NIR and cyclodextrin have been shown to be effective in mice and are highly economic and safe. They represent a route to combat ageing processes in an organ that is highly susceptible to these factors that undermine the quality of life.

Ageing impacts on everyone. 10 million people in the UK are over 65 years old. The latest projections are for >5.5 million more in 20 years time and the number will almost double to around 19 million by 2050. The pace of retinal ageing will increase as life expectancy extends. There is little or no photoreceptor cell death in early midlife, but significant amounts later when inflammation and extra-cellular deposition are established. Hence the pace of ageing is likely to increase disproportionally as lifespan moves towards 100. The impact of this is significant as it reduces our ability to read normal print and undertake fine manipulations. Consequently, some elderly face increased difficulty in working and all will have problems reading whether for work or leisure.

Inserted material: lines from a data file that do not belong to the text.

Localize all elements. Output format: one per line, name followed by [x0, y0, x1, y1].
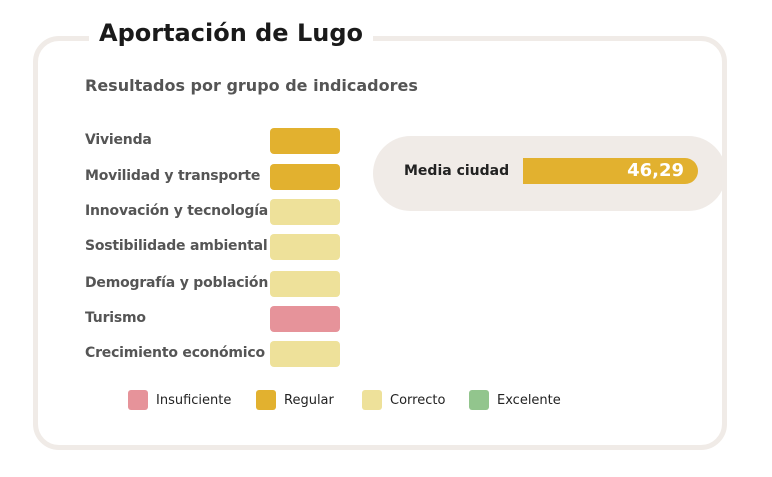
indicator-row-vivienda: Vivienda	[85, 128, 345, 154]
indicator-label: Innovación y tecnología	[85, 203, 269, 219]
indicator-rating-swatch	[270, 306, 340, 332]
indicator-label: Crecimiento económico	[85, 345, 265, 361]
city-average-label: Media ciudad	[404, 163, 510, 179]
indicator-rating-swatch	[270, 199, 340, 225]
indicator-rating-swatch	[270, 164, 340, 190]
indicator-row-sostibilidade: Sostibilidade ambiental	[85, 234, 345, 260]
legend-label: Regular	[284, 393, 334, 408]
indicator-label: Demografía y población	[85, 275, 269, 291]
indicator-label: Sostibilidade ambiental	[85, 238, 268, 254]
legend-label: Insuficiente	[156, 393, 232, 408]
legend-label: Excelente	[497, 393, 561, 408]
indicator-rating-swatch	[270, 128, 340, 154]
indicator-row-innovacion: Innovación y tecnología	[85, 199, 345, 225]
legend-label: Correcto	[390, 393, 446, 408]
results-card	[33, 36, 727, 450]
indicator-label: Movilidad y transporte	[85, 168, 261, 184]
city-average-panel: Media ciudad 46,29	[373, 136, 726, 211]
city-average-bar: 46,29	[523, 158, 698, 184]
indicator-row-turismo: Turismo	[85, 306, 345, 332]
indicator-label: Turismo	[85, 310, 146, 326]
card-title: Aportación de Lugo	[89, 16, 373, 50]
legend-swatch	[469, 390, 489, 410]
indicator-rating-swatch	[270, 341, 340, 367]
legend-swatch	[256, 390, 276, 410]
indicator-row-movilidad: Movilidad y transporte	[85, 164, 345, 190]
legend-swatch	[128, 390, 148, 410]
legend-swatch	[362, 390, 382, 410]
indicator-rating-swatch	[270, 234, 340, 260]
indicator-label: Vivienda	[85, 132, 152, 148]
city-average-value: 46,29	[627, 160, 684, 181]
indicator-row-crecimiento: Crecimiento económico	[85, 341, 345, 367]
card-subtitle: Resultados por grupo de indicadores	[85, 76, 418, 95]
indicator-row-demografia: Demografía y población	[85, 271, 345, 297]
indicator-rating-swatch	[270, 271, 340, 297]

There are multiple factors driving ageing and our ability to intervene is limited. It is unlikely that we will be able to change the genetic platform on which ageing takes place. However, it is now clear that we can improve mitochondrial function once it has declined and we are also able to clear deposits in the retina and brain that contribute to age related decline. The application of near infrared (NIR) lifts ATP production after it has declined with age and reduces age related inflammation. This is with limited exposures of around 1 min 5 times a week (Kokkinopoulos et al 2013; Gkotsi et al 2014). This light can be delivered via supplemented lighting (Begum et al 2014). We have been able to sustain reduced inflammation for >4 months in old mice (Submitted). Hence, this is a sustainable way to reduce the impact of ageing on mitochondria in the retina and is very economic. Incandescent light bulbs have a significant 670nm component but new low energy blubs and white LEDs do not. Hence, simply replacing the NIR element in domestic lighting may have a profound impact on the ageing process in the retina and could impact on a large number of individuals.

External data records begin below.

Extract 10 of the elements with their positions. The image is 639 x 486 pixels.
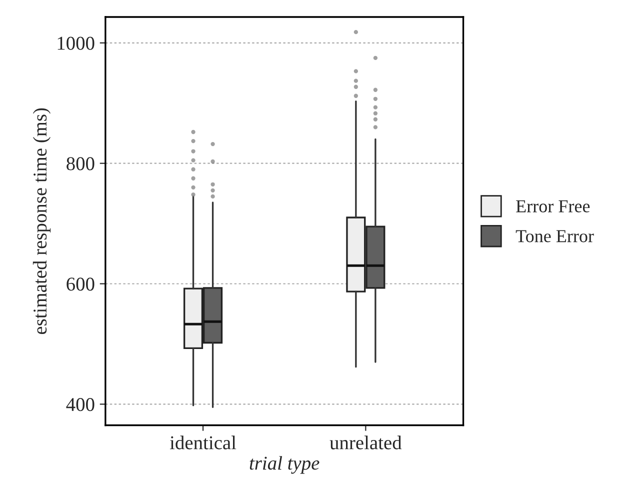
y-tick-label: 600: [66, 278, 94, 291]
legend-label: Tone Error: [516, 230, 594, 242]
y-tick-label: 1000: [58, 36, 94, 50]
legend-label: Error Free: [516, 200, 590, 212]
x-tick-label: identical: [170, 436, 236, 450]
y-tick-label: 800: [66, 157, 94, 170]
y-axis-title: estimated response time (ms): [32, 108, 51, 334]
y-tick-label: 400: [66, 398, 94, 412]
x-tick-label: unrelated: [330, 436, 402, 450]
x-axis-title: trial type: [250, 456, 320, 474]
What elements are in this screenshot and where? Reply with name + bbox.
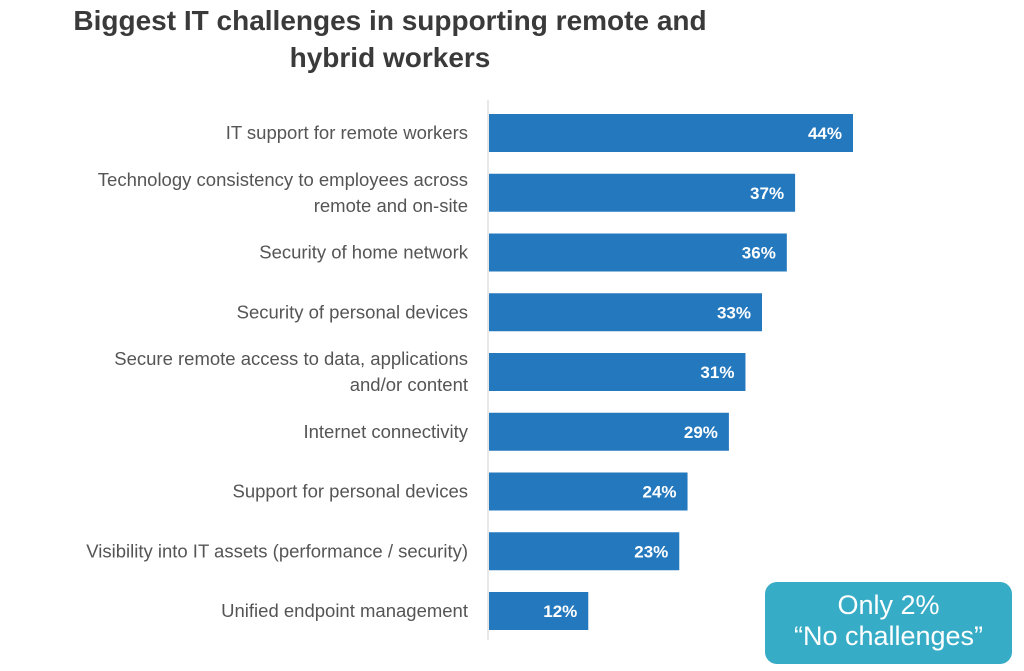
category-label: Secure remote access to data, applicatio… xyxy=(114,348,468,369)
category-label: Internet connectivity xyxy=(303,421,468,442)
callout-line-1: Only 2% xyxy=(837,590,940,620)
bar-value-label: 37% xyxy=(750,184,784,203)
bar xyxy=(489,233,787,272)
bar-value-label: 29% xyxy=(684,423,718,442)
bar xyxy=(489,114,853,152)
bar-value-label: 33% xyxy=(717,303,751,322)
bar xyxy=(489,472,688,511)
bar xyxy=(489,532,680,571)
category-label: Unified endpoint management xyxy=(221,600,468,621)
chart-title-line-2: hybrid workers xyxy=(289,42,491,73)
category-label: IT support for remote workers xyxy=(226,122,468,143)
bar-value-label: 31% xyxy=(700,363,734,382)
category-label: remote and on-site xyxy=(314,195,468,216)
bar xyxy=(489,173,796,212)
category-label: and/or content xyxy=(350,374,468,395)
chart-title: Biggest IT challenges in supporting remo… xyxy=(0,2,780,76)
category-label: Security of personal devices xyxy=(237,301,468,322)
bar-value-label: 23% xyxy=(634,542,668,561)
category-label: Visibility into IT assets (performance /… xyxy=(86,540,468,561)
bar-value-label: 24% xyxy=(643,483,677,502)
bar xyxy=(489,592,589,630)
bar-value-label: 44% xyxy=(808,124,842,143)
bar xyxy=(489,293,762,332)
callout-line-2: “No challenges” xyxy=(793,621,984,651)
bar xyxy=(489,353,746,391)
bar xyxy=(489,412,729,451)
category-label: Technology consistency to employees acro… xyxy=(98,169,468,190)
category-label: Support for personal devices xyxy=(233,481,469,502)
bar-value-label: 12% xyxy=(543,602,577,621)
callout-box: Only 2% “No challenges” xyxy=(765,582,1012,664)
chart-title-line-1: Biggest IT challenges in supporting remo… xyxy=(73,5,707,36)
bar-value-label: 36% xyxy=(742,244,776,263)
category-label: Security of home network xyxy=(259,242,468,263)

Cyclodextrin is economic and we know that it can be used in the form of eye drops. It enters the retina rapidly via the ciliary body. It is economic, FDA approved as a food additive and as a drug vehicle and can be self administered. In old mice reductions in amyloid beta and inflammation are obtained over 3 months with dosing three times a week (ARVO Abs submitted). There is no reason why cyclodextrin should not be given on a regular basis to "decoke" the aged retina. This very simple procedure is likely to increase mitochondrial respiration as well as remove age related inflammatory deposits. Hence, this may also be a driver to improve ATP production.

There is no obvious reason why NIR and cyclodextrin can not be used to combat the rapid ageing that the retina experiences. Consequently the potential impact on the ageing population could be enormous and impact on society and the economy. This could be delivered within 5-7 years as there are no safety concerns, only a need to enrich our understanding of their underlying mechanisms and influences.

We have an industrial partner in Polyphtonix (PPX) with whom we have had TSB funding for light delivery masks. These were initially designed for clinical use but such lighting with NIR is now being developed for domestic use. PPX is an award winning SME and they have recently won the 2014 National Business Award (http://www.polyphotonix.com/news.php). They are an expanding UK leader in specialised lighting. Our ability to monitor the age related decline in the retina in vivo is being exploited with Dr Tachtsidis from Biomedical Engineering at UCL. With Dr Tachtsidis, we are able to measure COX optically in the living retina which is tightly linked to ATP production. This is with a relatively simple device in a few minutes. Our aim is to develop commercial units that can do this with white light so that we are able to monitor the ageing process in the human living eye.